Exchanging cash at airport kiosks. As the worked example above shows, airport counters routinely carry the worst rates available, sometimes 10-15% below mid-market. A no-foreign-transaction-fee debit or credit card, or withdrawing from an ATM in the local currency, almost always beats exchanging cash at the airport.

Ignoring flat fees layered on top of the percentage markup. Some transfer services and exchange counters charge a flat fee in addition to their rate markup. A $5 flat fee looks small next to a $1,000 transfer but can be a large share of a $50 transfer. Always check the total cost, rate markup plus any flat fee, not just one or the other.

Treating rates as fixed when they’re not. Exchange rates shift constantly, sometimes meaningfully within a single day. That matters if you have a real deadline, paying an invoice, closing on a purchase in another currency, but it’s mostly noise for everyday travel spending. Don’t stress over timing a “perfect” rate for a vacation; do pay attention to it if you’re moving a large, time-sensitive sum.

Frequently asked questions

What is a mid-market exchange rate? It’s the midpoint between the global buy and sell price of a currency pair, the rate banks and institutions trade at with each other on the wholesale market. It’s the rate you typically see quoted on Google, XE, or in the news, but it’s not the rate offered directly to individual consumers converting cash or making a card payment.

Why do I get a worse rate than the one I see online? Because the online figure is the mid-market rate, and every retail provider, bank, currency exchange counter, or card network, adds its own markup on top before selling you the currency. That markup, typically 2-6% and sometimes far higher at airport kiosks, is how they profit from the conversion, and it’s baked into the rate rather than shown as a separate line-item fee.

Should I exchange cash before I travel or withdraw from an ATM abroad? In most cases, withdrawing from an ATM abroad with a card that has no foreign transaction fee gets you closer to the mid-market rate than exchanging cash at home or, especially, at an airport kiosk. Airport counters are consistently among the worst-priced options. If you do want cash in hand before departure, compare a couple of providers rather than defaulting to the first counter you see.

What is Dynamic Currency Conversion (DCC) and why should I decline it?
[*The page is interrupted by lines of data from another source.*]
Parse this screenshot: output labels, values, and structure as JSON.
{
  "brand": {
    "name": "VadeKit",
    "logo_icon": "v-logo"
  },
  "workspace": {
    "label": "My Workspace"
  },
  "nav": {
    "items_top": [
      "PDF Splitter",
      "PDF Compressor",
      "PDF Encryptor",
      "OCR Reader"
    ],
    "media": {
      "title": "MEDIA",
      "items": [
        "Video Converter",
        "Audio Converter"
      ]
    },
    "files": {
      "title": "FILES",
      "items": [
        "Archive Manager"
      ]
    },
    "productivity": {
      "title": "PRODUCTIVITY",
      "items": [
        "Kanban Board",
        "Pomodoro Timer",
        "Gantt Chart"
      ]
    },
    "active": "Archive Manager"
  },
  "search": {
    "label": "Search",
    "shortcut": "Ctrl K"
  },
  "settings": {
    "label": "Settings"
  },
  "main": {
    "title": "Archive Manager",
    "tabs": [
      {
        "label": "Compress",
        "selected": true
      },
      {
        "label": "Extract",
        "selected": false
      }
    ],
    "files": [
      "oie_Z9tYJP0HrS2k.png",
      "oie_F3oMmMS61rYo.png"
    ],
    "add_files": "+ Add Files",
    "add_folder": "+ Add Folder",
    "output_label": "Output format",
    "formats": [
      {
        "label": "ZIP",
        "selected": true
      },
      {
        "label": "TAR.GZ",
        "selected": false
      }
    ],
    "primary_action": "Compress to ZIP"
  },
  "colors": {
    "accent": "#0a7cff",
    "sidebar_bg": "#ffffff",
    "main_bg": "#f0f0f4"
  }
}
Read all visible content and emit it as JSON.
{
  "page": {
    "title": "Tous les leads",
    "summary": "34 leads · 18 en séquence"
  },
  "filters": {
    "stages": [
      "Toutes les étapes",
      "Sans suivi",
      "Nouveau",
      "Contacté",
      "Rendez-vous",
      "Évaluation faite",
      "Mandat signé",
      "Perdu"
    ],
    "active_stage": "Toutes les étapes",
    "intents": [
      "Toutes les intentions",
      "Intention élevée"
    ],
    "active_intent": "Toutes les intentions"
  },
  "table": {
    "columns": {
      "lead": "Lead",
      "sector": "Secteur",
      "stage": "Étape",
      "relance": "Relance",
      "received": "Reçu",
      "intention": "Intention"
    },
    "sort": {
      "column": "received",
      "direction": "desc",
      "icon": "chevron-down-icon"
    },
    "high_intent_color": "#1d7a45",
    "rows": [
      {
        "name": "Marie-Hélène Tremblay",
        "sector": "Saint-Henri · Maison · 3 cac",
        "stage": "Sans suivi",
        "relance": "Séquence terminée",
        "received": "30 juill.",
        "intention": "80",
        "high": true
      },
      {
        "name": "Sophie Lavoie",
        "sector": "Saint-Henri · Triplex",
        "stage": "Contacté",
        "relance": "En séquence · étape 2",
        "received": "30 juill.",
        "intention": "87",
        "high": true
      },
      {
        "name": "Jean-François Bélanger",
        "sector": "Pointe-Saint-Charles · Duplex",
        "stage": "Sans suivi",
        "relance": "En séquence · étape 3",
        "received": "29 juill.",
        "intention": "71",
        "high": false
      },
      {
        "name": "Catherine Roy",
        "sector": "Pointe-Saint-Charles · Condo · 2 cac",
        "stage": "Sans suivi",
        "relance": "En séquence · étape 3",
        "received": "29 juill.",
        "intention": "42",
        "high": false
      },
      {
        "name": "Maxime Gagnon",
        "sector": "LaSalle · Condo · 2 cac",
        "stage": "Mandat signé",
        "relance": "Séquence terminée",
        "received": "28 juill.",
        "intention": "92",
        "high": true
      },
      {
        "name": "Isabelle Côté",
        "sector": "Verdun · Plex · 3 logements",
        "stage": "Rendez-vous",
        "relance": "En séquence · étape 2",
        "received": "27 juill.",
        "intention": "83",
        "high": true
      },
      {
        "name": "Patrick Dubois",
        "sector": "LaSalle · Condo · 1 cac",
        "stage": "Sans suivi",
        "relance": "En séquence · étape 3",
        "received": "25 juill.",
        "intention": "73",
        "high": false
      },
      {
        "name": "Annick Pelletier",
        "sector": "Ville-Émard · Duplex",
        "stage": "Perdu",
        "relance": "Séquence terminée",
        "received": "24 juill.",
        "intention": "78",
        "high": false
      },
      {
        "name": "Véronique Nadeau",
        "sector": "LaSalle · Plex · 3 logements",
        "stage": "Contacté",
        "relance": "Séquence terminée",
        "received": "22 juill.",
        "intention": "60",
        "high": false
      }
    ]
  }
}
DCC is when a foreign merchant, ATM, or card terminal offers to charge you in your home currency instead of the local one. It sounds convenient, knowing the exact amount in dollars or euros, but the conversion rate used is set by the merchant’s payment processor, not your card network, and it typically carries a hidden markup of 3-12%. Always choose to pay in the local currency; your own bank or card network’s rate is almost always better.

How often do exchange rates change? Constantly. Currency markets trade around the clock on business days, and rates fluctuate in real time based on interest rates, economic data, and overall market sentiment. For everyday spending the moment-to-moment movement rarely matters much, but for large or time-sensitive transfers, checking the current rate before you convert is worth the thirty seconds it takes.